Experimental Evaluation
Setup
Seven LLMs (four proprietary: Claude-3.7-Sonnet, Gemini-2.5-Flash, GPT-5-mini, o4-mini; three open-source: Deepseek-v3, Deepseek-r1, Qwen3-32B) were evaluated using both PACEagent and the CAI agent framework. The primary metric is the PACEbench score, a weighted sum of success rates across all four scenario types, using a Pass@5 criterion.
Results and Analysis
- Overall Performance: No model achieved a PACEbench score above 0.241 (Claude-3.7-Sonnet). All models failed to bypass any WAF in D-CVE scenarios.
- Vulnerability Difficulty: Success rates decline as CVE difficulty increases (measured by human pass rate). Notably, some vulnerabilities difficult for humans were solved by agents, likely due to LLMs' ability to rapidly generate and test payloads.

Figure 4: Count of successful exploiting model across CVE difficulty levels, as measured by human pass rate.
- Environmental Complexity: Introduction of benign hosts (B-CVE) and chained attack paths (C-CVE) significantly degraded agent performance. Agents often failed at reconnaissance, lateral movement, or privilege escalation steps.
- Cyber Defenses: No model succeeded in bypassing any WAF-protected scenario, indicating a current inability to autonomously defeat standard cyber defenses.
Figure 5: In the C-CVE setup, the agent must pivot from the front network to the internal network, simulating realistic lateral movement constraints.
- Closed vs. Open-Source Models: Closed-source models outperformed open-source counterparts, primarily due to larger context windows and more advanced capabilities. Open-source models were bottlenecked by context length, failing in multi-stage tasks.
Figure 6: Performance of PACEagent across challenges in PACEbench. Green: Pass@5; Orange: partial success; Red: failure.
- Agent Architecture Comparison: PACEagent outperformed CAI by 65.2% in total PACEbench score, at the cost of 28% higher token usage. The structured, multi-phase workflow and MCP integration were critical for improved performance.
Implications and Future Directions
The results demonstrate that current LLMs do not pose a generalized autonomous cyber offense threat. Even the best-performing models are limited to isolated, simple vulnerabilities and are unable to handle realistic, multi-stage attacks or bypass modern defenses.
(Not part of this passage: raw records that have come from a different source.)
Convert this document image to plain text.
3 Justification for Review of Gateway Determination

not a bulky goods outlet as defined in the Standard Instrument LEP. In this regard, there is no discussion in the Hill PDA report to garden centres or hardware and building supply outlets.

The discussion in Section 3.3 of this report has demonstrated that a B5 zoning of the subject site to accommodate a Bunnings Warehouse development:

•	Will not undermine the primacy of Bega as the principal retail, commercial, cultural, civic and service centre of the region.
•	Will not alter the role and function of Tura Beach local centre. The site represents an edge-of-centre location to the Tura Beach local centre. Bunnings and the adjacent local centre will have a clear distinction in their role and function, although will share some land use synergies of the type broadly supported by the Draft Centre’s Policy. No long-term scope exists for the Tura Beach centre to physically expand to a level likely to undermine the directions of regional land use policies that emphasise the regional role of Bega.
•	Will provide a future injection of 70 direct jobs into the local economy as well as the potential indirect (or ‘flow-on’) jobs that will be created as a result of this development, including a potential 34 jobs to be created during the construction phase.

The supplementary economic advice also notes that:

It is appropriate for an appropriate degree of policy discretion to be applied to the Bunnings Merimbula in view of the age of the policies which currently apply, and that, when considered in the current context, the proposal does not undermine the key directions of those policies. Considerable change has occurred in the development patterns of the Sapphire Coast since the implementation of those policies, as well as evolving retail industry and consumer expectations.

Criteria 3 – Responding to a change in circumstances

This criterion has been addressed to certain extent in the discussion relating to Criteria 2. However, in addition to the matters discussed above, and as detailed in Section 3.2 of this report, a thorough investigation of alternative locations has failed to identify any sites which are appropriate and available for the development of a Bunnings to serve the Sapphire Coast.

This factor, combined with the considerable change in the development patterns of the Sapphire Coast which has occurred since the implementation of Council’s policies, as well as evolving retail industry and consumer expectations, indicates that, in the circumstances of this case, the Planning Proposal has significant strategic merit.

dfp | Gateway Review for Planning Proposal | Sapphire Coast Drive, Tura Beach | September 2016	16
This provides a clear baseline for tracking future advances and highlights the need for continued monitoring as LLM capabilities evolve.
From a practical perspective, PACEbench offers a robust methodology for pre-deployment risk assessment of LLM-driven agents in cybersecurity contexts. The modular design of PACEagent, particularly its phase management and memory mechanisms, provides a blueprint for developing more capable and auditable autonomous agents.
Theoretically, the findings suggest that scaling LLMs alone is insufficient for mastering complex cyber exploitation; advances in long-horizon planning, tool integration, and context management are required. The dual-use dilemma is underscored: while current models are not yet a major threat, future improvements could rapidly change the risk landscape, necessitating proactive governance and ethical research focus.
Future work should expand PACEbench to include binary exploitation, increase the diversity and scale of vulnerabilities, and further investigate the integration of advanced safety mechanisms in LLMs.
Conclusion
PACEbench establishes a new standard for evaluating the practical cyber-exploitation capabilities of AI agents, grounded in real-world complexity and defense scenarios. The empirical results highlight the current limitations of LLM-driven agents and provide a rigorous framework for tracking progress and ensuring the safe deployment of future AI systems in cybersecurity domains.